Blood-based gene expression signatures could potentially be used as biomarkers for PD. However, it is unclear whether genetically-regulated transcriptomic signatures can provide novel gene candidates for use as PD biomarkers. We leveraged on the Genotype-Tissue Expression (GTEx) database to impute whole-blood transcriptomic expression using summary statistics of three large-scale PD GWAS. A random forest classifier was used with the consensus whole-blood imputed gene signature (IGS) to discriminate between cases and controls. Outcome measures included Area under the Curve (AUC) of Receiver Operating Characteristic (ROC) Curve. We demonstrated that the IGS (n = 37 genes) is conserved across PD GWAS studies and brain tissues. IGS discriminated between cases and controls in an independent whole-blood RNA-sequencing study (1176 PD, 254 prodromal, and 860 healthy controls) with mean AUC and accuracy of 64.8% and 69.4% for PD cohort, and 78.8% and 74% for prodromal cohort. PATL2 was the top-performing imputed gene in both PD and prodromal PD cohorts, whose classifier performance varied with biological sex (higher performance for males and females in the PD and prodromal PD, respectively). Single-cell RNA-sequencing studies (scRNA-seq) of healthy humans and PD patients found PATL2 to be enriched in terminal effector CD8+ and cytotoxic CD4+ cells, whose proportions are both increased in PD patients. We demonstrated the utility of GWAS transcriptomic imputation in identifying novel whole-blood transcriptomic signatures which could be leveraged upon for PD biomarker derivation. We identified PATL2 as a potential biomarker in both clinical and prodromic PD.

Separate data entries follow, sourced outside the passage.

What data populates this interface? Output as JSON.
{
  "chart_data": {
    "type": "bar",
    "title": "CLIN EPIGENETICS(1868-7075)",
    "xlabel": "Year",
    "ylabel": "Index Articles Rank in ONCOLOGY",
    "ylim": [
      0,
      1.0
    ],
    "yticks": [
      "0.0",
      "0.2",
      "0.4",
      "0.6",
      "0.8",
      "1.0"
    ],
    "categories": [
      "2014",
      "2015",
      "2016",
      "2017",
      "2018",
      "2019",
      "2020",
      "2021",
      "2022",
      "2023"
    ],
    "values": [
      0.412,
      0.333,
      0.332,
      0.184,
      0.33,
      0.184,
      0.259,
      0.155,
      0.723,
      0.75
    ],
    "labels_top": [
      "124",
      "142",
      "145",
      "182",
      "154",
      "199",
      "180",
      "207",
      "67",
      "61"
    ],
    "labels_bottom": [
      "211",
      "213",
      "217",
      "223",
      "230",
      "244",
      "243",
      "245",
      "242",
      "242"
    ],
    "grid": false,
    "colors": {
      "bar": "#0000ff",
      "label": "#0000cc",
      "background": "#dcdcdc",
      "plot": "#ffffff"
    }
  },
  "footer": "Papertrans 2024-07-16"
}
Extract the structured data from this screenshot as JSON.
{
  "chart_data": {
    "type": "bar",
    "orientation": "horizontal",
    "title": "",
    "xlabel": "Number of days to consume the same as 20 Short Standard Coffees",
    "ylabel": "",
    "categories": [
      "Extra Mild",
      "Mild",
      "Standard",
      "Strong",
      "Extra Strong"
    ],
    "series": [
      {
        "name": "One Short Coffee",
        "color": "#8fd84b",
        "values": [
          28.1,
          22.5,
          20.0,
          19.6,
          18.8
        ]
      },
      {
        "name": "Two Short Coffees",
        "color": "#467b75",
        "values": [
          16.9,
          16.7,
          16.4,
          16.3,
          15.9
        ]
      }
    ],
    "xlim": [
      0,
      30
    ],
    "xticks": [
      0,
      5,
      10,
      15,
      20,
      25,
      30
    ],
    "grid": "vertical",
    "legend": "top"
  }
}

基于血液的基因表达特征有可能用作帕金森病的生物标志物。然而，尚不清楚基因调控的转录组特征是否可以提供用作 PD 生物标志物的新候选基因。我们利用基因型组织表达 (GTEx) 数据库，使用三个大规模 PD GWAS 的汇总统计来估算全血转录组表达。随机森林分类器与一致的全血推算基因签名（IGS）一起使用来区分病例和对照。结果测量包括接受者操作特征 (ROC) 曲线的曲线下面积 (AUC)。我们证明 IGS（ n = 37 个基因）在 PD GWAS 研究和脑组织中是保守的。 IGS 在一项独立的全血 RNA 测序研究（1176 名 PD、254 名前驱对照和 860 名健康对照）中区分了病例和对照，PD 队列的平均 AUC 和准确度分别为 64.8% 和 69.4%，PD 队列的平均 AUC 和准确度为 78.8% 和 74%。前驱期队列。 PATL2是 PD 和前驱 PD 队列中表现最好的推算基因，其分类性能随生物性别的不同而变化（在 PD 和前驱 PD 中，男性和女性的表现分别较高）。对健康人和 PD 患者的单细胞 RNA 测序研究 (scRNA-seq) 发现PATL2在末端效应 CD8+ 和细胞毒性 CD4+ 细胞中富集，其比例在 PD 患者中均有所增加。我们展示了 GWAS 转录组插补在识别新的全血转录组特征方面的实用性，这些特征可用于 PD 生物标志物的推导。我们将PATL2确定为临床和前驱 PD 的潜在生物标志物。